Панкеев как оральный субъект начинается в момент совместного при-своения орального объекта. Индивидуальность Панкеева нужно искать «в» Общем: в режиме оральной совместности, в речевых жанрах, но также в теории (вторичном присвоении) речевых жанров, в оральных сущностях типа «голоса», «смеха», «диалога».

Оральный ресурс Панкеева — русская литература: ресурс разговоров о русской литературе. Но поскольку распахнутый рот нацелен на то, что в него попадает, то на смену русской литературе приходит психоанализ — talkative cure. Разговоры о Фрейде заменяют разговоры о Достоевском, и разговоры о Фрейде сочетаются с разговорами о Достоевском. Одно сочетается с другим, и одно заменяет другое: и то и другое — естественный ресурс говорения.

 

 

4

 

После смерти сестры он поехал на Кавказ. Маршрут путешествия проходил по тем же местам, где сестра покончила с собой и где погиб Лермонтов. Панкеев путешествовал с компаньоном, его сестра сопровождала пожилую даму (по-видимому, под влиянием своей «странной идеи» стать гувернанткой). Одно путешествие неотличимо от другого: для всех это чужое путешествие, в том числе для Лермонтова, который побывал на Кавказе после другого «известного русского поэта».

Никто из путешественников не имеет собственной цели, но путешествие небесцельно: цель путешествия — поймать цель. Цель — это объект, который можно поймать. Кавказ — территория, на которой ловится объект:

 

Я вышел из палатки на свежий утренний воздух. Солнце всходило. На ясном небе белела снеговая, двуглавая гора. «Что за гора?» — спросил я, потягиваясь, и услышал в ответ: «Это Арарат». Как сильно действие звуков! Жадно глядел я на библейскую гору (Пушкин, «Путешествие в Арзрум»).

 

Путешественник видит «Арарат» — то самое, что обозначается этим словом, и поскольку видимое является содержанием словесной оболочки, он может не только увидеть звуки, но и проглотить гору.

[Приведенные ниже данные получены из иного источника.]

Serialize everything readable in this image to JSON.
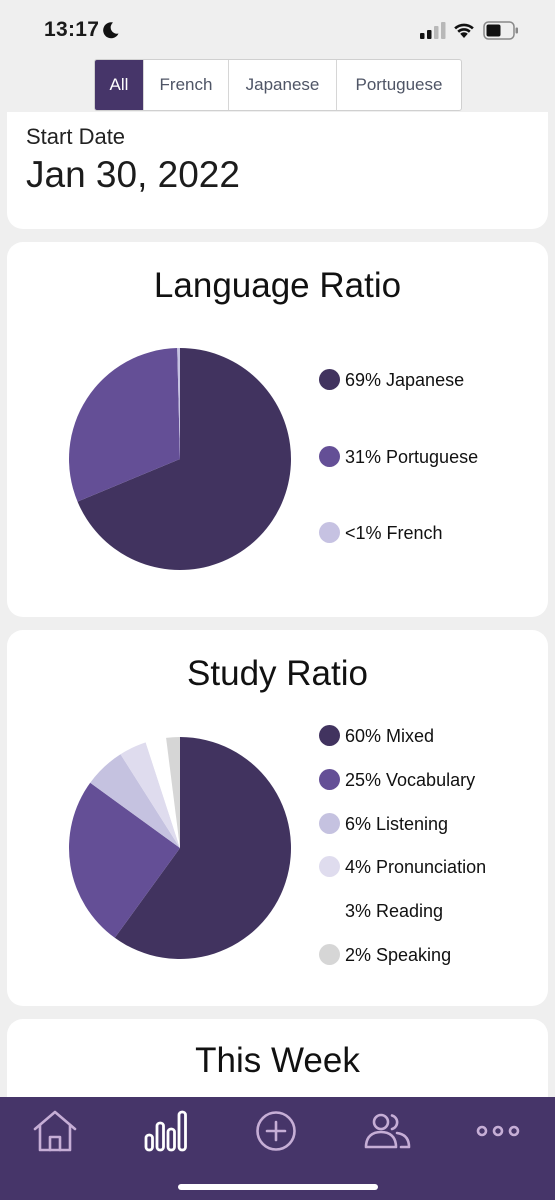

Кавказ — территория оральной инкорпорации:

 

Воздух чист и свеж, как поцелуй ребенка... Тот, кому случалось... жадно глотать животворящий воздух, разлитый в их ущельях, тот, конечно, поймет мое желание передать, рассказать, нарисовать эти волшебные картины (Лермонтов, «Герой нашего времени»).

 

Сестра Панкеева приняла яд на могиле Лермонтова. Панкеев поехал на Кавказ вслед за сестрой — не для того, чтобы отравиться, а для того, чтобы увидеть то самое, что хотела проглотить его сестра, когда принимала яд. Целью поездки на Кавказ является «Кавказ» — визуальное тело орального объекта.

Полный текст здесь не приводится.